Оказавшись в безопасности, Аксель, сориентировавшись по нагромождению строительного хлама, в какой именно части города находится, уже не спеша направился в нужную ему сторону. Добравшись до двери, за которой был спуск в полуподвальное помещение, он постучал условным стуком, после чего толкнул дверь и через некоторое время оказался в помещении, вход в которое охраняли два молчаливых сторожа.

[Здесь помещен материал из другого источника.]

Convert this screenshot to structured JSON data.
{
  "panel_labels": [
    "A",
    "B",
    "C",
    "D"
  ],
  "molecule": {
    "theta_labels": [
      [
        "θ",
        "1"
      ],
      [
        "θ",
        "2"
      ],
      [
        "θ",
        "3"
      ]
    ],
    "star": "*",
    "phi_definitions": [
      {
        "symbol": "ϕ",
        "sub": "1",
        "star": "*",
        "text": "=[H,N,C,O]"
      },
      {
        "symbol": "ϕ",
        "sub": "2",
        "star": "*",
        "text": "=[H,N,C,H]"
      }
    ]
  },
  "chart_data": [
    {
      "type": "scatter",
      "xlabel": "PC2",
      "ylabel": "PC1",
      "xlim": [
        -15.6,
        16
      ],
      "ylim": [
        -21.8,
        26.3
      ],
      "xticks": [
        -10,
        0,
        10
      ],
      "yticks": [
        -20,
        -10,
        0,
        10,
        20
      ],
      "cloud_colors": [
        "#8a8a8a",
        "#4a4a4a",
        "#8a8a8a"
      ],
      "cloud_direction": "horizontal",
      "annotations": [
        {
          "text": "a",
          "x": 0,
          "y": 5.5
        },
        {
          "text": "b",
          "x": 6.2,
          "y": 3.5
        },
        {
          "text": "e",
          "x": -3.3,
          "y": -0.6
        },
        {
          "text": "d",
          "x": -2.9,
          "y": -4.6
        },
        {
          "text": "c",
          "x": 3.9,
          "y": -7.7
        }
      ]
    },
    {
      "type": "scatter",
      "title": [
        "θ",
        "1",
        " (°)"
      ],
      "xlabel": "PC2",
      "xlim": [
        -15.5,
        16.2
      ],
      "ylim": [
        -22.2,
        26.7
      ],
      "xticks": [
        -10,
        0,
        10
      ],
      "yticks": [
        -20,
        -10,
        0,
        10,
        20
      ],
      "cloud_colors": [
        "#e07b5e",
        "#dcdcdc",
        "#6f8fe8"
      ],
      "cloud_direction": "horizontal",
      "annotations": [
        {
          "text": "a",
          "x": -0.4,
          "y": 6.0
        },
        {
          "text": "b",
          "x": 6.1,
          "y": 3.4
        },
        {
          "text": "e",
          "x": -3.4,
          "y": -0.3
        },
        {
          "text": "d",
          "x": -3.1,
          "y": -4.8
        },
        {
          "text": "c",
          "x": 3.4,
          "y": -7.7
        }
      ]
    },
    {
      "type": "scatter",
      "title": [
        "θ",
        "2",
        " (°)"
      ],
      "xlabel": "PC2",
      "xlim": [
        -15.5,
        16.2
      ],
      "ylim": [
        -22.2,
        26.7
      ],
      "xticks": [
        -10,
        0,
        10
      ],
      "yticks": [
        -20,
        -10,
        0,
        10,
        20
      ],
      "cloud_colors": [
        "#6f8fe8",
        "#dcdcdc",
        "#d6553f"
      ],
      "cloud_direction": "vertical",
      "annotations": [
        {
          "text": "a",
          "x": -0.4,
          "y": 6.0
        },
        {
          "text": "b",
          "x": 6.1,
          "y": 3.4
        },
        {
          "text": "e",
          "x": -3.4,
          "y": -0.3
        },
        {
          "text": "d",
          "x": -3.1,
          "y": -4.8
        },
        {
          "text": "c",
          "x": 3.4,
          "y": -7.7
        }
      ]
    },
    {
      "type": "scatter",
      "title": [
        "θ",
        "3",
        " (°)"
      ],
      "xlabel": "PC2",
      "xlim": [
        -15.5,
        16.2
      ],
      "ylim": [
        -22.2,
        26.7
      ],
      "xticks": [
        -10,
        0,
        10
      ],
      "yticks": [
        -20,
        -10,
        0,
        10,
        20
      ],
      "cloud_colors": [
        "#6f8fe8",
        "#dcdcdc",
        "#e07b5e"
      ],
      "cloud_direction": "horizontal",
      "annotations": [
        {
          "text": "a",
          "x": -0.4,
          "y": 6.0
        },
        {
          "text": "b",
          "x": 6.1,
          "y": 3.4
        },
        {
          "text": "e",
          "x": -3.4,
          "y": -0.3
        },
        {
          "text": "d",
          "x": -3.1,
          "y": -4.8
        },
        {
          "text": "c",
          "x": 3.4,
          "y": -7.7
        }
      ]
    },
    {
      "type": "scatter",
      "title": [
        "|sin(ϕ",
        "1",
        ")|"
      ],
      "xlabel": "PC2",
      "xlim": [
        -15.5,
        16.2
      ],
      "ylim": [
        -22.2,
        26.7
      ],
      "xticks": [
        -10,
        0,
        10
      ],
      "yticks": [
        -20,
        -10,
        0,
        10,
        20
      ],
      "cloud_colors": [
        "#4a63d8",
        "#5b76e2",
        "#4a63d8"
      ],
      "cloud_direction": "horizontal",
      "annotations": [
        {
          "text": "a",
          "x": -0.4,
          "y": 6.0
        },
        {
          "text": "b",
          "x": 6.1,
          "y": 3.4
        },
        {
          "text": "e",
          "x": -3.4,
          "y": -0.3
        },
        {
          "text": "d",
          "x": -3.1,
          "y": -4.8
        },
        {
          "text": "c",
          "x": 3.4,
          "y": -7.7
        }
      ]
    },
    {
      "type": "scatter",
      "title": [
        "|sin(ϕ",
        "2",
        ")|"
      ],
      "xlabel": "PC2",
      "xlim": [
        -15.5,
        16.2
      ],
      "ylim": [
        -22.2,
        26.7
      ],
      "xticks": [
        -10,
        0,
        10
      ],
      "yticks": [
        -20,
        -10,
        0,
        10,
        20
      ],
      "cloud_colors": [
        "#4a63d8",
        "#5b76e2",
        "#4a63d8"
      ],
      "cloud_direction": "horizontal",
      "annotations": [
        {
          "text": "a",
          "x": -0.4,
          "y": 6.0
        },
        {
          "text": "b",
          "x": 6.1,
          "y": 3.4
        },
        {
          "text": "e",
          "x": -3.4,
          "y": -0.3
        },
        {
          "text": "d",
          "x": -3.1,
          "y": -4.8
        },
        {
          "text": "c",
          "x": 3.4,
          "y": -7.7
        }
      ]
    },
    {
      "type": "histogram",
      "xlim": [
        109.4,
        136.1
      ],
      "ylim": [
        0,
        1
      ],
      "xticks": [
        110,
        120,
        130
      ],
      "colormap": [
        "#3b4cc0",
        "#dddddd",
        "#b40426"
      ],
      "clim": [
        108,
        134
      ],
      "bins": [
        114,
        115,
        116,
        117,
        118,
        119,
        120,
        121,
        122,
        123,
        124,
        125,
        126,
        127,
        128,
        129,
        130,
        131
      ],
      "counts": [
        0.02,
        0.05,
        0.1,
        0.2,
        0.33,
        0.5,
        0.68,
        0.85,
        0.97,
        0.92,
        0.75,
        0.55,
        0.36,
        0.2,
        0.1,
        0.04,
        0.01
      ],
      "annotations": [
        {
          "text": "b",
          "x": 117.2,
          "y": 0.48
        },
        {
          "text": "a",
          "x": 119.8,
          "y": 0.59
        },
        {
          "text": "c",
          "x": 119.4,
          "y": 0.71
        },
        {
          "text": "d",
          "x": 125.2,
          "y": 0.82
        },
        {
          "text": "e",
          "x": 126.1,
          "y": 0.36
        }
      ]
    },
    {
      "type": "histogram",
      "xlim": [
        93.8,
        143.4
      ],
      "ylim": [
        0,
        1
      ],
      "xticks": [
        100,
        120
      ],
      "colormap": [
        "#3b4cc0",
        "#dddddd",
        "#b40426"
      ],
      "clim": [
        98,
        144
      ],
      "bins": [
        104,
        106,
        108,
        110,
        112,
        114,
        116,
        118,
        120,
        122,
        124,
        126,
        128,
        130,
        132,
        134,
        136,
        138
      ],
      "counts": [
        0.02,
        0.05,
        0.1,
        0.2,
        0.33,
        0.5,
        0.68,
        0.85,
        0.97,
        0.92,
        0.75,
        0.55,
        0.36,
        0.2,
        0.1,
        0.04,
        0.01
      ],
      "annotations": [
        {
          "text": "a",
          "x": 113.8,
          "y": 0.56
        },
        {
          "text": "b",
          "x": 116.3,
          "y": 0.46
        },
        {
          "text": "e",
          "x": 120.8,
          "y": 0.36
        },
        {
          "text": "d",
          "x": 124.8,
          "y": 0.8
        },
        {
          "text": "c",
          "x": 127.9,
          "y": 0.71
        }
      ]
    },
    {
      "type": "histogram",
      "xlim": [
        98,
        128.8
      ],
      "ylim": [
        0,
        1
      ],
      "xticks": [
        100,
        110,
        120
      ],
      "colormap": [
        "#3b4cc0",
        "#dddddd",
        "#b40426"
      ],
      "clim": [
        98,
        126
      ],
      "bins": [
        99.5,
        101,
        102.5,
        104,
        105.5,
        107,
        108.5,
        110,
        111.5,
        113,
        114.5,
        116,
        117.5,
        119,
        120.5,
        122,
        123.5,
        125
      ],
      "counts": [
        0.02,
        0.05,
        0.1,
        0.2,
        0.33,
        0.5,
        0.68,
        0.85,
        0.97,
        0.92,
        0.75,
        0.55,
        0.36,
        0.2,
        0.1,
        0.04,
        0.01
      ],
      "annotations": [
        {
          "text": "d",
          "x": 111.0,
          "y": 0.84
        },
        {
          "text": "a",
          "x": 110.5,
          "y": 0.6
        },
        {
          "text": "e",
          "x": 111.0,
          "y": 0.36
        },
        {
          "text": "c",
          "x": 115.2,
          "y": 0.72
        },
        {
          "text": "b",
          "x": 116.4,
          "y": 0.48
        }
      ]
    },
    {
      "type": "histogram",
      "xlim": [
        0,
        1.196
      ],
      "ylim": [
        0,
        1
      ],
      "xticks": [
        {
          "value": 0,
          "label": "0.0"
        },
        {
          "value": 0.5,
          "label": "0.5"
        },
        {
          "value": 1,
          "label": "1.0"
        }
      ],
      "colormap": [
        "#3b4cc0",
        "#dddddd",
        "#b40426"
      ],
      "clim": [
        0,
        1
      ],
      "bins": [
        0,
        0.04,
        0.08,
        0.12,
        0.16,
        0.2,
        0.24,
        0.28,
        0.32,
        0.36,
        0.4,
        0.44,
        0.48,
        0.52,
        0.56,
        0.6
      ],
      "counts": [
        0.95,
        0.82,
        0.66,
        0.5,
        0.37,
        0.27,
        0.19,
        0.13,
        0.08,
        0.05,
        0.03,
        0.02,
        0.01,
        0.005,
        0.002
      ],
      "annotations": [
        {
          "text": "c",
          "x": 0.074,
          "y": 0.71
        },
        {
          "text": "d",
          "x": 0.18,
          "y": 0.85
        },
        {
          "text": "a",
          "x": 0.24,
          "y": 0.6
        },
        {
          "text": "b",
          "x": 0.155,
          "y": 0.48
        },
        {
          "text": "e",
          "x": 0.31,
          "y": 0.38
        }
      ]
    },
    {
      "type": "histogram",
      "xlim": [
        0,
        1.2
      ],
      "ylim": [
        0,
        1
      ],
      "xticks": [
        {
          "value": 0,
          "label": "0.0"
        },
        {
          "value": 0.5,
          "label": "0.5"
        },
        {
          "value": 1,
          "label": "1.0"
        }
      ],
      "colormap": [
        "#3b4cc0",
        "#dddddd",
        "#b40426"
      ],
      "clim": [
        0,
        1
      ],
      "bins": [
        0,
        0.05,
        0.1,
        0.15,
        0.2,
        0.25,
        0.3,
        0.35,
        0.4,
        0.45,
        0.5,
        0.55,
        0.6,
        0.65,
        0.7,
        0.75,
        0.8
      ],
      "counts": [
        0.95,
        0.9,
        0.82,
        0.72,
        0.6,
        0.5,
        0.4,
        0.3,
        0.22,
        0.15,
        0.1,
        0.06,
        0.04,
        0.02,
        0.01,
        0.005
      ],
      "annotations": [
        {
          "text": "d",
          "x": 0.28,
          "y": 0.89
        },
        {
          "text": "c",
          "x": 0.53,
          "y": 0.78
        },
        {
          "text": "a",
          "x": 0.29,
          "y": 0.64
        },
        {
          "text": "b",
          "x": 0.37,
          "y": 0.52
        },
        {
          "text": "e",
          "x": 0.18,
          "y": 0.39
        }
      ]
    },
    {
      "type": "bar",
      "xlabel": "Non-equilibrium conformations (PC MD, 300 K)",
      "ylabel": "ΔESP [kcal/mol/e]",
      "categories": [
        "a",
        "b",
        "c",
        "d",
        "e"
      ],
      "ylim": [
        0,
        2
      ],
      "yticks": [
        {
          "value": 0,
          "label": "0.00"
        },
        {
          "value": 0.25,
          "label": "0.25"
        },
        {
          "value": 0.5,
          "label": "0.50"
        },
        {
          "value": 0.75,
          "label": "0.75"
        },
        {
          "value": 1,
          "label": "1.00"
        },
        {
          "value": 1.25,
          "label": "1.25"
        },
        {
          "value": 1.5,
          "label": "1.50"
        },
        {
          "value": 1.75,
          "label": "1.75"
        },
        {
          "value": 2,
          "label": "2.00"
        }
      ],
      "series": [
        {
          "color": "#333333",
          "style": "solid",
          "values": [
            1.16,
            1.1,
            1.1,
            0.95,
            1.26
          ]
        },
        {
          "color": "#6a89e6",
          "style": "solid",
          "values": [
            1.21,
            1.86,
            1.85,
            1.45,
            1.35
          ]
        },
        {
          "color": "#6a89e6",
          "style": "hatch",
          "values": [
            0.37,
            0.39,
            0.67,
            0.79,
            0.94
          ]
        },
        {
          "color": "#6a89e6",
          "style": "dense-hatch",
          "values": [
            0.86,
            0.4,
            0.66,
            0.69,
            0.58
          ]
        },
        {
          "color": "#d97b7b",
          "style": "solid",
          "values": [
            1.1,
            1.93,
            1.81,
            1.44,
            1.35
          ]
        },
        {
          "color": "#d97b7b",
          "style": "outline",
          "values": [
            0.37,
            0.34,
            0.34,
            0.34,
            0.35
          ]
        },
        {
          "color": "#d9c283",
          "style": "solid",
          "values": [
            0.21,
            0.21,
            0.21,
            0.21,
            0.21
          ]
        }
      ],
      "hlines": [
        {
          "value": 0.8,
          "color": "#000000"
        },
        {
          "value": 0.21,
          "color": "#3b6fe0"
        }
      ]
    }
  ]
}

— Добрый день, господин Грюбнер, — поприветствовал он худого человека, который настороженно смотрел на него, хлопая густыми ресницами.
— Ага, молодой Айзеншахт! Каким добрым ветром принесло тебя сегодня?
С сигаретой, приклеенной к губе, Грюбнер восседал за столом из дерева акации, на котором стояла керосиновая лампа, отбрасывающая желтоватый свет. На руке у него были швейцарские часы с золотым браслетом — украшение, которое отличало удачливых дельцов. Бывший управдом во времена нацистов заведовал частью недвижимости, принадлежащей Курту Айзеншахту. Теперь он обзавелся собственной империей ящиков и коробок. Серо-зеленые мундиры со споротыми знаками различия, висевшие на крючках, создавали иллюзию присутствия чего-то злобного. Из одной коробки торчали нейлоновые чулки. Бутылки с виски соседствовали с мылом «Palmolive», армейскими одеялами, ложками, вилками и кружками, выставленными, словно в кухне ресторана.